Nos dias 29 e 30 de maio, petroleiros da Petrobras (PETR4) irão realizar uma 'greve de advertência' como forma de pressionar a estatal a reiniciar as negociações acerca de temas cruciais, incluindo teletrabalho, segurança e remuneração variável.
A decisão pela paralisação foi tomada em assembleia conjunta das federações FUP (Federação Única dos Petroleiros) e FNP (Federação Nacional dos Petroleiros) no dia 14 de maio.
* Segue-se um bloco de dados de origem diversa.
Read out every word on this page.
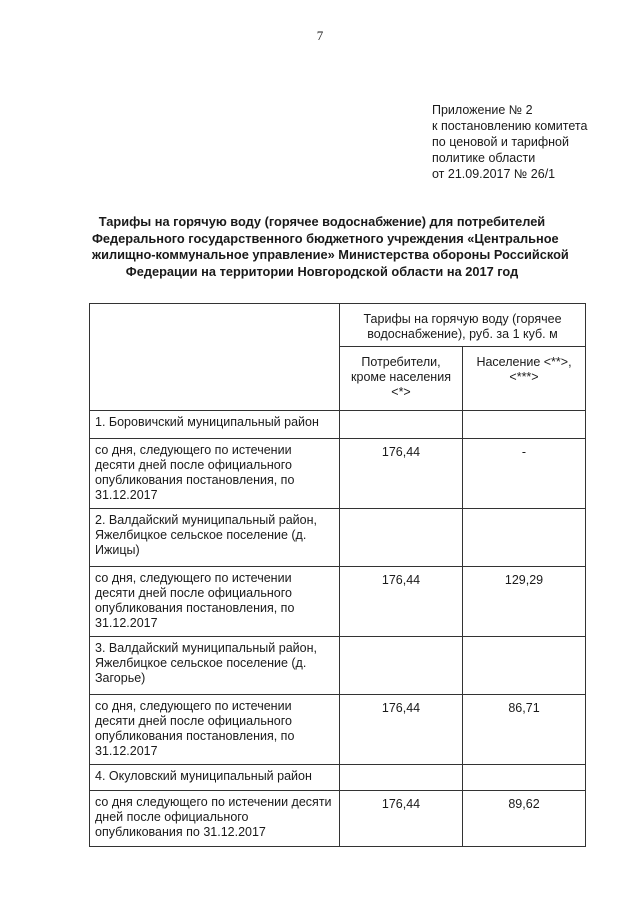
7
Приложение № 2
к постановлению комитета
по ценовой и тарифной
политике области
от 21.09.2017 № 26/1
Тарифы на горячую воду (горячее водоснабжение) для потребителей
Федерального государственного бюджетного учреждения «Центральное
жилищно-коммунальное управление» Министерства обороны Российской
Федерации на территории Новгородской области на 2017 год
	Тарифы на горячую воду (горячее водоснабжение), руб. за 1 куб. м	
	Потребители, кроме населения <*>	Население <**>, <***>
1. Боровичский муниципальный район		
со дня, следующего по истечении десяти дней после официального опубликования постановления, по 31.12.2017	176,44	-
2. Валдайский муниципальный район, Яжелбицкое сельское поселение (д. Ижицы)		
со дня, следующего по истечении десяти дней после официального опубликования постановления, по 31.12.2017	176,44	129,29
3. Валдайский муниципальный район, Яжелбицкое сельское поселение (д. Загорье)		
со дня, следующего по истечении десяти дней после официального опубликования постановления, по 31.12.2017	176,44	86,71
4. Окуловский муниципальный район		
со дня следующего по истечении десяти дней после официального опубликования по 31.12.2017	176,44	89,62
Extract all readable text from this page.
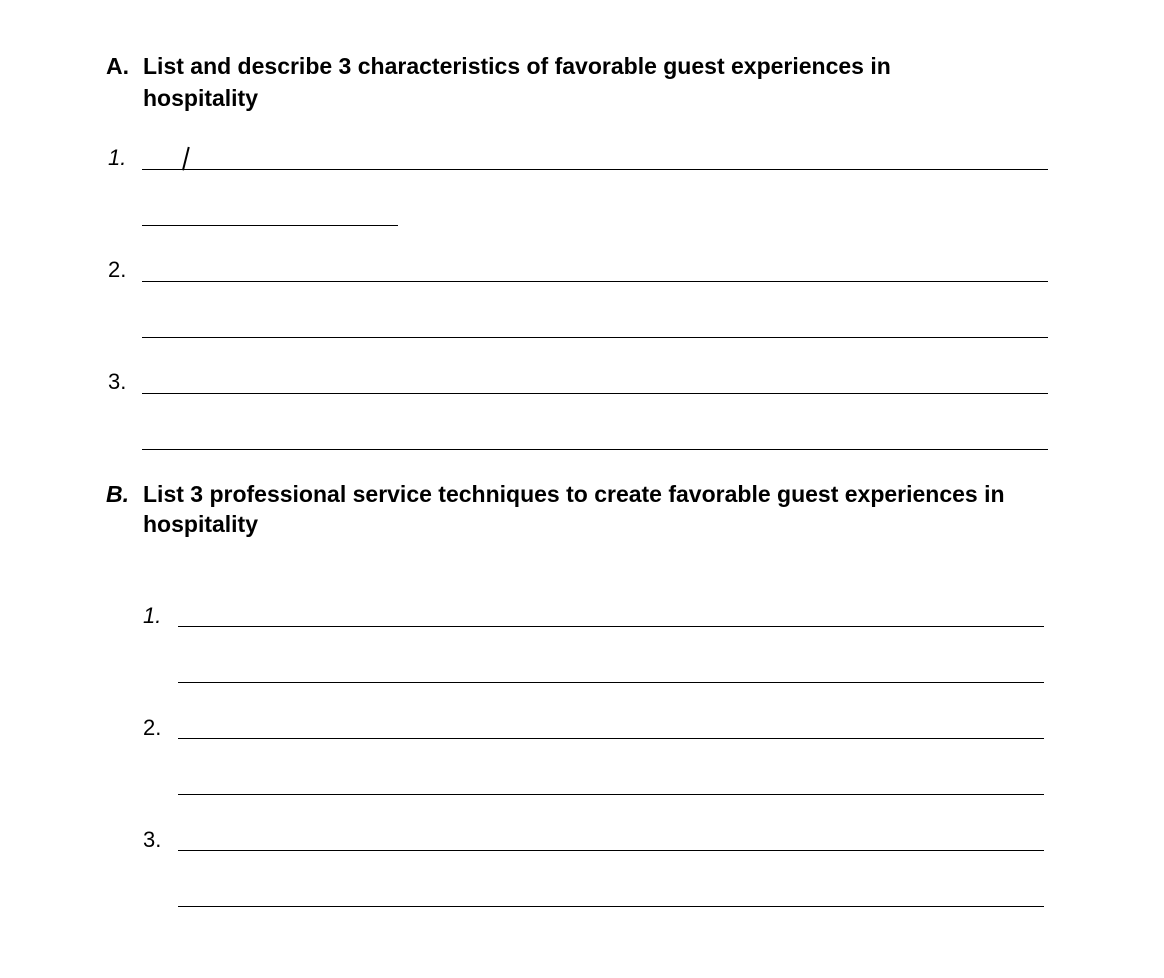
A. List and describe 3 characteristics of favorable guest experiences in
hospitality
1.
2.
3.
B. List 3 professional service techniques to create favorable guest experiences in
hospitality
1.
2.
3.
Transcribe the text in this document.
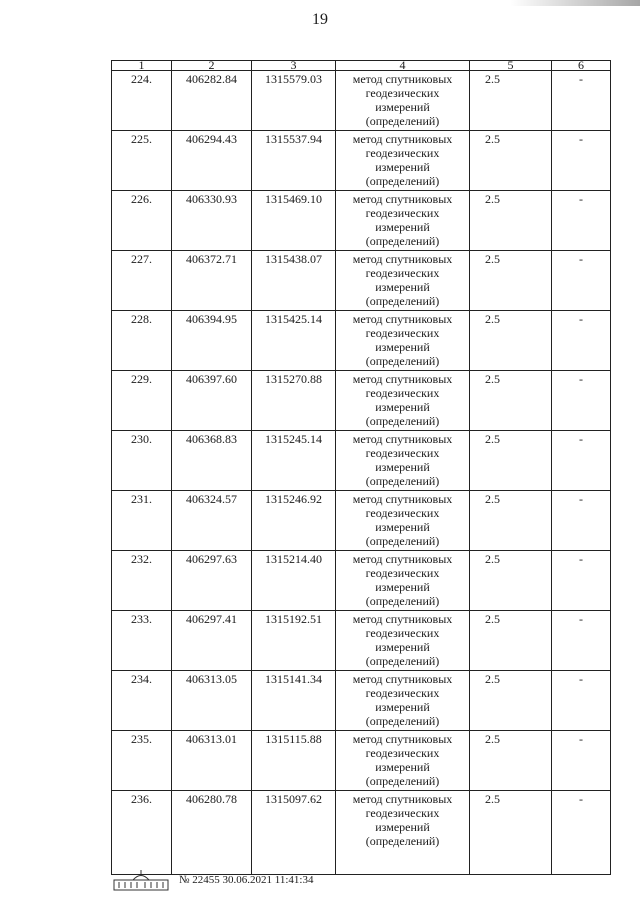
19
1	2	3	4	5	6
224.	406282.84	1315579.03	метод спутниковых геодезических измерений (определений)	2.5	-
225.	406294.43	1315537.94	метод спутниковых геодезических измерений (определений)	2.5	-
226.	406330.93	1315469.10	метод спутниковых геодезических измерений (определений)	2.5	-
227.	406372.71	1315438.07	метод спутниковых геодезических измерений (определений)	2.5	-
228.	406394.95	1315425.14	метод спутниковых геодезических измерений (определений)	2.5	-
229.	406397.60	1315270.88	метод спутниковых геодезических измерений (определений)	2.5	-
230.	406368.83	1315245.14	метод спутниковых геодезических измерений (определений)	2.5	-
231.	406324.57	1315246.92	метод спутниковых геодезических измерений (определений)	2.5	-
232.	406297.63	1315214.40	метод спутниковых геодезических измерений (определений)	2.5	-
233.	406297.41	1315192.51	метод спутниковых геодезических измерений (определений)	2.5	-
234.	406313.05	1315141.34	метод спутниковых геодезических измерений (определений)	2.5	-
235.	406313.01	1315115.88	метод спутниковых геодезических измерений (определений)	2.5	-
236.	406280.78	1315097.62	метод спутниковых геодезических измерений (определений)	2.5	-
№ 22455 30.06.2021 11:41:34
O movimento terá início às 7h de 29 de maio, estendendo-se até às 19h do dia 30, afetando diversas unidades da Petrobras, como plataformas e refinarias.
É importante lembrar que os petroleiros já haviam realizado uma ação no dia 26 de março, que, conforme a Petrobras, não causou impacto na produção de petróleo e seus derivados.
Após a paralisação anterior, a Petrobras havia acordado com os petroleiros mudanças no regime de teletrabalho, sugerindo que o trabalho presencial aumentasse de dois para três dias por semana a partir de 7 de abril, mas adiou essa proposta até 30 de maio. Na ocasião, a FUP considerou esse adiamento como uma oportunidade para que as negociações pudessem prosseguir. Entretanto, a entidade relatou que os diálogos não avançaram, especialmente em tópicos relacionados à remuneração variável e à política de cortes de custos da companhia.
Recentemente, a Petrobras sinalizou abertura para 'flexibilizações pontuais' no teletrabalho, especificamente para gestantes, pais de crianças menores de dois anos e profissionais que residem a mais de 100 km de suas lotações. Contudo, os petroleiros afirmaram que essas propostas são 'insuficientes', já que não atendem outras demandas, como condições de segurança e a questão da remuneração variável.
A preocupação com segurança se intensificou após um incidente em uma plataforma na Bacia de Campos, onde um incêndio deixou, pelo menos, 14 trabalhadores feridos em abril.
A insatisfação entre os petroleiros aumentou após a presidente da Petrobras, Magda Chambriard, mencionar a necessidade de 'apertar os cintos' e controlar os custos em resposta à recente queda nos preços do petróleo. As entidades consideraram contraditórias as declarações da Petrobras, que reportou um lucro de R$ 35,2 bilhões e anunciou R$ 11,72 bilhões em dividendos somente no primeiro trimestre de 2025.
Chambriard justificou o controle de custos como essencial para manter a solidez financeira da empresa, enquanto o CFO, Fernando Melgarejo, alertou que a diminuição nos preços do petróleo poderia impactar o pagamento de dividendos extraordinários neste ano.
A Petrobras, em comunicado, afirmou que ainda não recebeu notificações oficiais sobre a greve, mas reafirmou seu respeito ao direito de manifestação dos trabalhadores. Além disso, a empresa assegurou que continua em diálogo com as entidades sindicais para esclarecer mudanças no modelo de trabalho híbrido. A estatal justificou que o aumento dos dias de trabalho presencial visa aprimorar a integração das equipes e a eficiência na entrega de resultados. Por fim, a companhia anunciou planos para contratar 1.780 novos colaboradores ao longo de 2025, além de garantir a implementação do acordo associado à Participação nos Lucros e Resultados para 2024 e 2025.